I am a USAID Foreign Service officer from New York and have served for 13 years in Ecuador, Haiti, India, and Washington, D.C. I managed people, budgets, and programs. I built partnerships with local governments, large and small businesses, communities, and other donors. I wrote memos, articles, and reports so that Washington, the ambassador, our local partners, Congress, and the American people knew what we were doing and why. Always working as a team, we sought to solve problems like malnutrition and air pollution, illegal poaching, lack of electricity and water, or the difficulty of getting a loan to start a business.

We attacked these issues because we believed that all people should be able to attain a decent standard of living. In a world with billionaires and unthinkable luxury for the very few, is access to clean drinking water or safe classrooms an unreasonable hope?

I recently worked on a large contract supporting trade and investment across Africa. The abrupt halt of foreign assistance and termination of the contract meant that the small African businesses we’d agreed to invest in were unable to complete their expansion plans and were left with inputs they could no longer afford. These are mortal blows for entrepreneurs operating in highly challenging environments. Our goal was to build the economic base of multiple countries so that they no longer required outside assistance. This path to self-reliance is a longheld, bipartisan development approach that we are suddenly undermining like secret saboteurs.

In an earlier assignment, I worked to increase regional cooperation among the countries of South Asia (including India, Bangladesh, Nepal, and Bhutan) through energy trade and infrastructure. Bangladesh has long been one of the poorest countries in the world and has witnessed explosions of violent extremism in the recent past. Bangladesh is not only on the verge of “graduating” to a lower-middle-income country (a huge development success), it is also undergoing a democratic transition.

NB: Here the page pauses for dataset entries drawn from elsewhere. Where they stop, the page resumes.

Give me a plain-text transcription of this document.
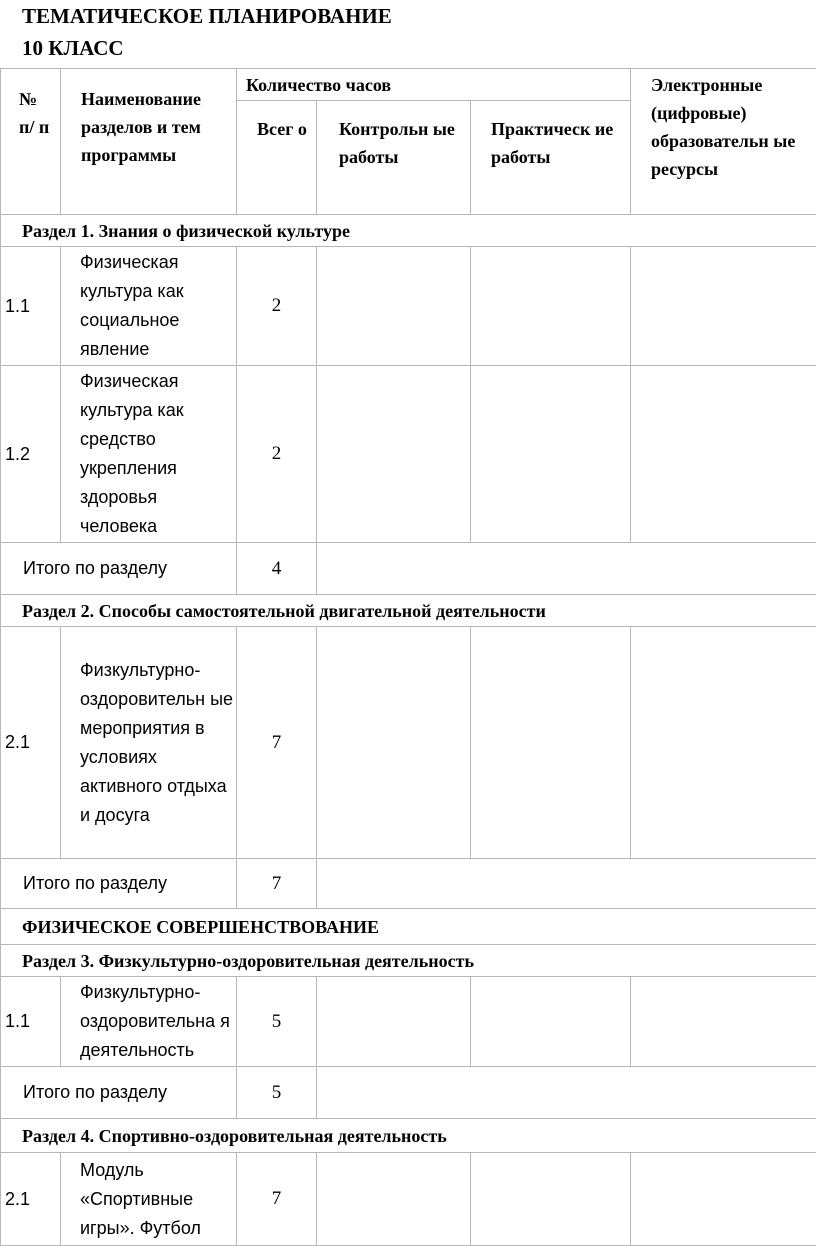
ТЕМАТИЧЕСКОЕ ПЛАНИРОВАНИЕ
10 КЛАСС
№ п/ п	Наименование разделов и тем программы	Количество часов			Электронные (цифровые) образовательн ые ресурсы
		Всег о	Контрольн ые работы	Практическ ие работы	
Раздел 1. Знания о физической культуре					
1.1	Физическая культура как социальное явление	2			
1.2	Физическая культура как средство укрепления здоровья человека	2			
Итого по разделу		4			
Раздел 2. Способы самостоятельной двигательной деятельности					
2.1	Физкультурно-оздоровительн ые мероприятия в условиях активного отдыха и досуга	7			
Итого по разделу		7			
ФИЗИЧЕСКОЕ СОВЕРШЕНСТВОВАНИЕ					
Раздел 3. Физкультурно-оздоровительная деятельность					
1.1	Физкультурно-оздоровительна я деятельность	5			
Итого по разделу		5			
Раздел 4. Спортивно-оздоровительная деятельность					
2.1	Модуль «Спортивные игры». Футбол	7			
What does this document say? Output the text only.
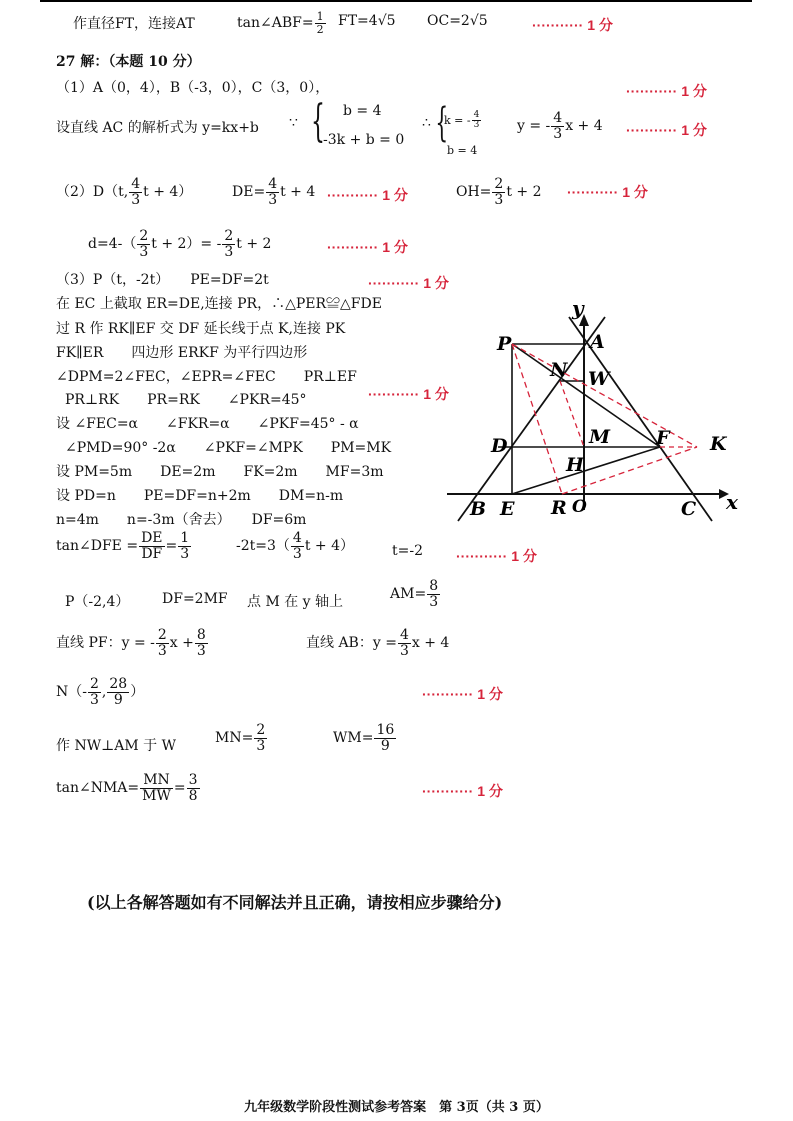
作直径FT，连接AT	tan∠ABF= $\frac{1}{2} FT=4√5$ OC=2√5	··········· 1 分
27 解：（本题 10 分）
（1）A（0，4），B（-3，0），C（3，0），	··········· 1 分
设直线 AC 的解析式为 y=kx+b ∵ { b = 4
-3k + b = 0
∴ {
k = - $\frac{4}{3}$
b = 4
y = - $\frac{4}{3}$ x + 4 ··········· 1 分
（2）D（t, $\frac{4}{3}$ t + 4）	$DE= \frac{4}{3}$ t + 4 ··········· 1 分	$OH= \frac{2}{3}$ t + 2 ··········· 1 分
$d=4-( \frac{2}{3}$ $t + 2)= - \frac{2}{3}$ t + 2	··········· 1 分
（3）P（t，-2t）　　PE=DF=2t	··········· 1 分
在 EC 上截取 ER=DE,连接 PR，∴△PER≌△FDE
过 R 作 RK∥EF 交 DF 延长线于点 K,连接 PK
FK∥ER　　四边形 ERKF 为平行四边形
∠DPM=2∠FEC，∠EPR=∠FEC　　PR⊥EF
PR⊥RK　　PR=RK　　∠PKR=45°	··········· 1 分
设 ∠FEC=α　　∠FKR=α　　∠PKF=45° - α
∠PMD=90° -2α　　∠PKF=∠MPK　　PM=MK
设 PM=5m　　DE=2m　　FK=2m　　MF=3m
设 PD=n　　PE=DF=n+2m　　DM=n-m
n=4m　　n=-3m（舍去）　　DF=6m
tan∠DFE = $\frac{DE}{DF} = \frac{1}{3}$	$-2t=3( \frac{4}{3}$ t + 4）	t=-2 ··········· 1 分
P（-2,4） DF=2MF 点 M 在 y 轴上	$AM= \frac{8}{3}$
直线 PF：y = - $\frac{2}{3}$ $x + \frac{8}{3}$	直线 AB：$y = \frac{4}{3}$ x + 4
$N(- \frac{2}{3}$ , $\frac{28}{9}$ ）	··········· 1 分
作 NW⊥AM 于 W	$MN= \frac{2}{3}$	$WM= \frac{16}{9}$
tan∠NMA= $\frac{MN}{MW} = \frac{3}{8}$	··········· 1 分
y
x
P	A
N W
D	M F K
H
B E R O	C
(以上各解答题如有不同解法并且正确，请按相应步骤给分)
九年级数学阶段性测试参考答案　第 3页（共 3 页）
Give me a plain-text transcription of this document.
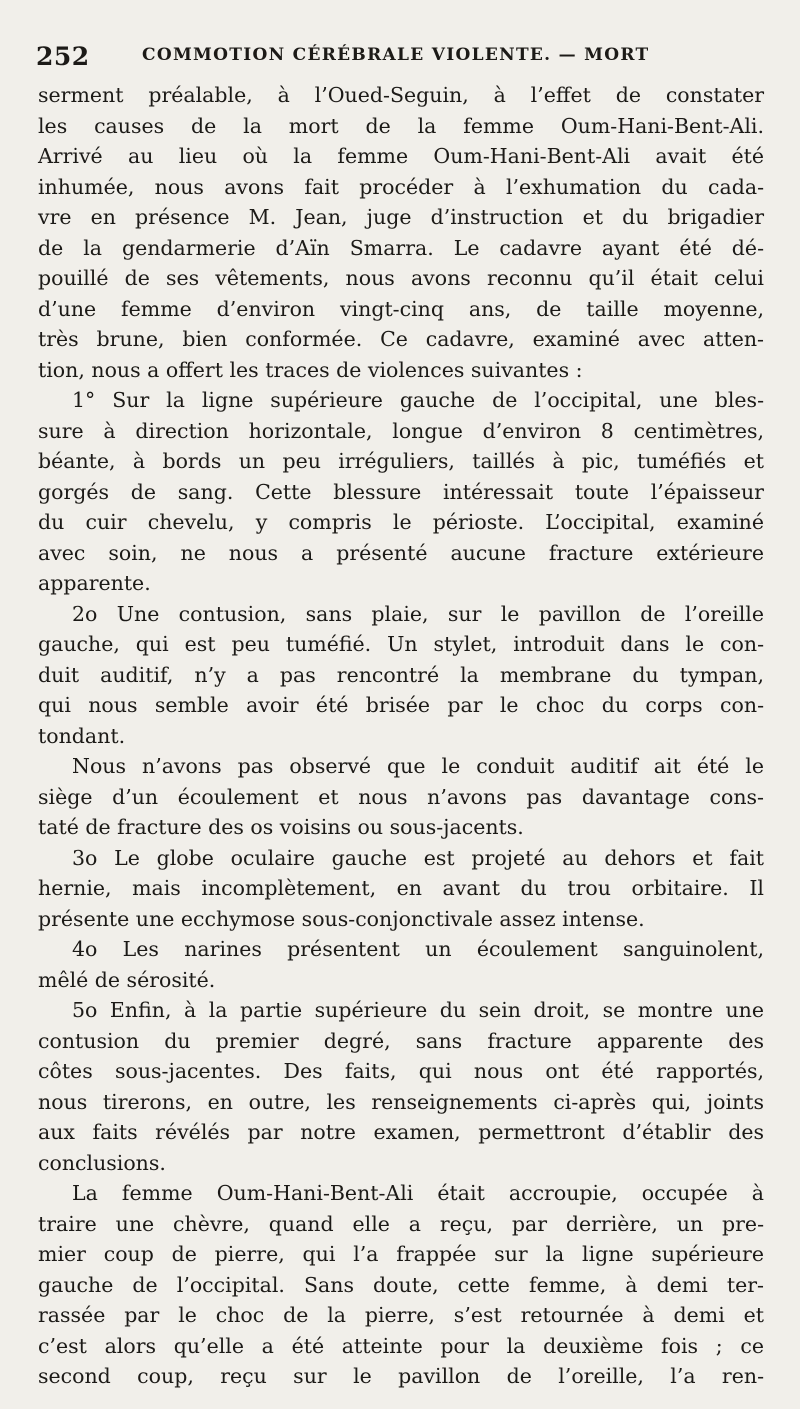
252	COMMOTION CÉRÉBRALE VIOLENTE. — MORT
serment préalable, à l’Oued-Seguin, à l’effet de constater
les causes de la mort de la femme Oum-Hani-Bent-Ali.
Arrivé au lieu où la femme Oum-Hani-Bent-Ali avait été
inhumée, nous avons fait procéder à l’exhumation du cada-
vre en présence M. Jean, juge d’instruction et du brigadier
de la gendarmerie d’Aïn Smarra. Le cadavre ayant été dé-
pouillé de ses vêtements, nous avons reconnu qu’il était celui
d’une femme d’environ vingt-cinq ans, de taille moyenne,
très brune, bien conformée. Ce cadavre, examiné avec atten-
tion, nous a offert les traces de violences suivantes :
1° Sur la ligne supérieure gauche de l’occipital, une bles-
sure à direction horizontale, longue d’environ 8 centimètres,
béante, à bords un peu irréguliers, taillés à pic, tuméfiés et
gorgés de sang. Cette blessure intéressait toute l’épaisseur
du cuir chevelu, y compris le périoste. L’occipital, examiné
avec soin, ne nous a présenté aucune fracture extérieure
apparente.
2o Une contusion, sans plaie, sur le pavillon de l’oreille
gauche, qui est peu tuméfié. Un stylet, introduit dans le con-
duit auditif, n’y a pas rencontré la membrane du tympan,
qui nous semble avoir été brisée par le choc du corps con-
tondant.
Nous n’avons pas observé que le conduit auditif ait été le
siège d’un écoulement et nous n’avons pas davantage cons-
taté de fracture des os voisins ou sous-jacents.
3o Le globe oculaire gauche est projeté au dehors et fait
hernie, mais incomplètement, en avant du trou orbitaire. Il
présente une ecchymose sous-conjonctivale assez intense.
4o Les narines présentent un écoulement sanguinolent,
mêlé de sérosité.
5o Enfin, à la partie supérieure du sein droit, se montre une
contusion du premier degré, sans fracture apparente des
côtes sous-jacentes. Des faits, qui nous ont été rapportés,
nous tirerons, en outre, les renseignements ci-après qui, joints
aux faits révélés par notre examen, permettront d’établir des
conclusions.
La femme Oum-Hani-Bent-Ali était accroupie, occupée à
traire une chèvre, quand elle a reçu, par derrière, un pre-
mier coup de pierre, qui l’a frappée sur la ligne supérieure
gauche de l’occipital. Sans doute, cette femme, à demi ter-
rassée par le choc de la pierre, s’est retournée à demi et
c’est alors qu’elle a été atteinte pour la deuxième fois ; ce
second coup, reçu sur le pavillon de l’oreille, l’a ren-
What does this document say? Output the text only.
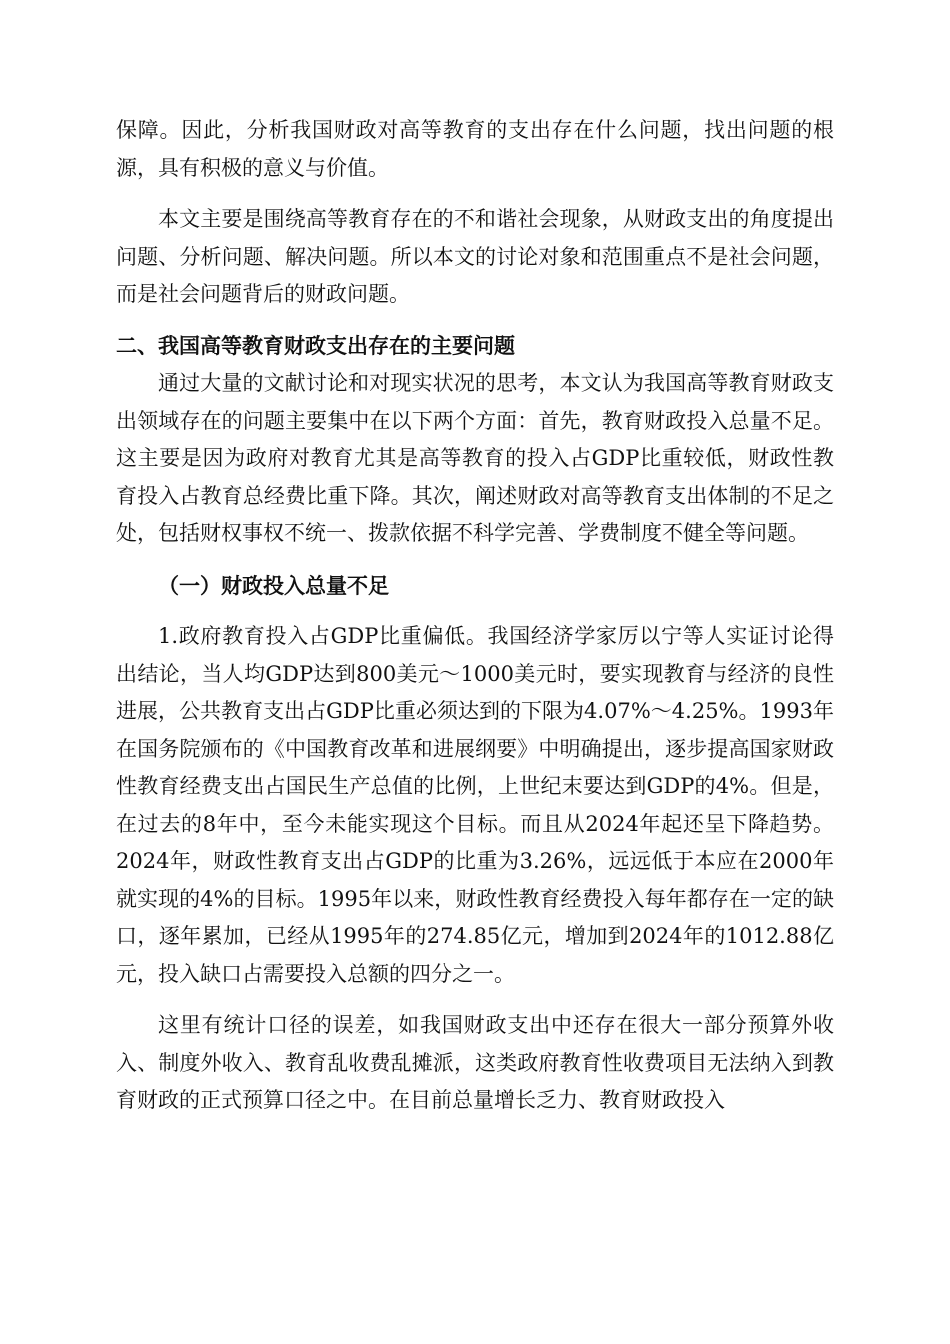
保障。因此，分析我国财政对高等教育的支出存在什么问题，找出问题的根源，具有积极的意义与价值。

本文主要是围绕高等教育存在的不和谐社会现象，从财政支出的角度提出问题、分析问题、解决问题。所以本文的讨论对象和范围重点不是社会问题，而是社会问题背后的财政问题。

二、我国高等教育财政支出存在的主要问题

通过大量的文献讨论和对现实状况的思考，本文认为我国高等教育财政支出领域存在的问题主要集中在以下两个方面：首先，教育财政投入总量不足。这主要是因为政府对教育尤其是高等教育的投入占GDP比重较低，财政性教育投入占教育总经费比重下降。其次，阐述财政对高等教育支出体制的不足之处，包括财权事权不统一、拨款依据不科学完善、学费制度不健全等问题。

（一）财政投入总量不足

1.政府教育投入占GDP比重偏低。我国经济学家厉以宁等人实证讨论得出结论，当人均GDP达到800美元～1000美元时，要实现教育与经济的良性进展，公共教育支出占GDP比重必须达到的下限为4.07%～4.25%。1993年在国务院颁布的《中国教育改革和进展纲要》中明确提出，逐步提高国家财政性教育经费支出占国民生产总值的比例，上世纪末要达到GDP的4%。但是，在过去的8年中，至今未能实现这个目标。而且从2024年起还呈下降趋势。2024年，财政性教育支出占GDP的比重为3.26%，远远低于本应在2000年就实现的4%的目标。1995年以来，财政性教育经费投入每年都存在一定的缺口，逐年累加，已经从1995年的274.85亿元，增加到2024年的1012.88亿元，投入缺口占需要投入总额的四分之一。

这里有统计口径的误差，如我国财政支出中还存在很大一部分预算外收入、制度外收入、教育乱收费乱摊派，这类政府教育性收费项目无法纳入到教育财政的正式预算口径之中。在目前总量增长乏力、教育财政投入
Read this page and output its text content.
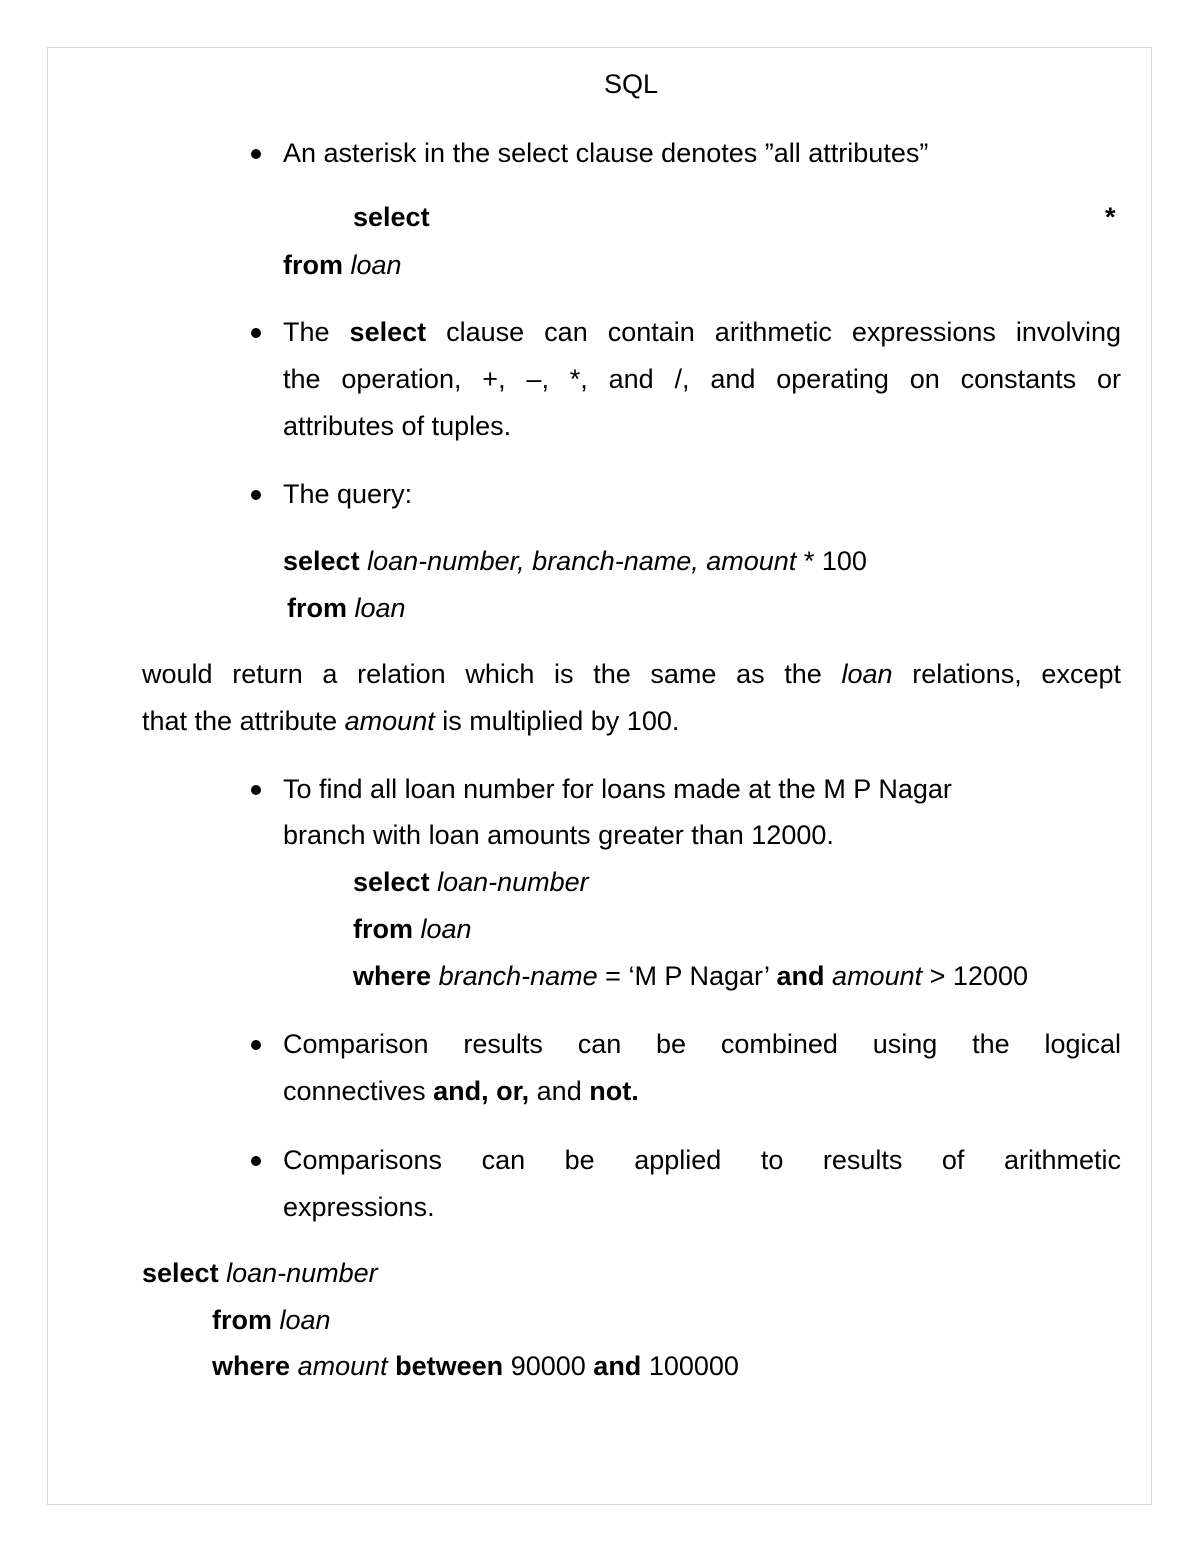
SQL
An asterisk in the select clause denotes ”all attributes”
select	*
from loan
The select clause can contain arithmetic expressions involving
the operation, +, –, *, and /, and operating on constants or
attributes of tuples.
The query:
select loan-number, branch-name, amount * 100
from loan
would return a relation which is the same as the loan relations, except
that the attribute amount is multiplied by 100.
To find all loan number for loans made at the M P Nagar
branch with loan amounts greater than 12000.
select loan-number
from loan
where branch-name = ‘M P Nagar’ and amount > 12000
Comparison results can be combined using the logical
connectives and, or, and not.
Comparisons can be applied to results of arithmetic
expressions.
select loan-number
from loan
where amount between 90000 and 100000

USAID partnered with Bangladesh for decades to support democratic institutions and improve working conditions within garment factories. But now, at this moment of immense change, when transformation for good is so possible but the potential for a collapse into factionalism and corruption hangs like a sword over the future, USAID’s support has suddenly disappeared as the U.S. announced major tariffs on Bangladesh’s leading export industry. I am reminded of Mother Teresa’s observation: What you spend years building someone can destroy overnight. Her conclusion? Build anyway.

In USAID’s Foreign Service I worked for the American people, with resources provided by the American people. Foreign assistance asks our country to invest in others so that we can reap the benefits of a more stable and prosperous world. Without it, we will need to increase spending on defense, immigration, pandemics, and disaster response. We will face a devastating human toll from abandoning the generosity and compassion we once championed.

USAID’s destruction was quick and deceptively easy. The rebuilding, which is sure to come as the pendulum swings, will be long, arduous, and costly. Build anyway.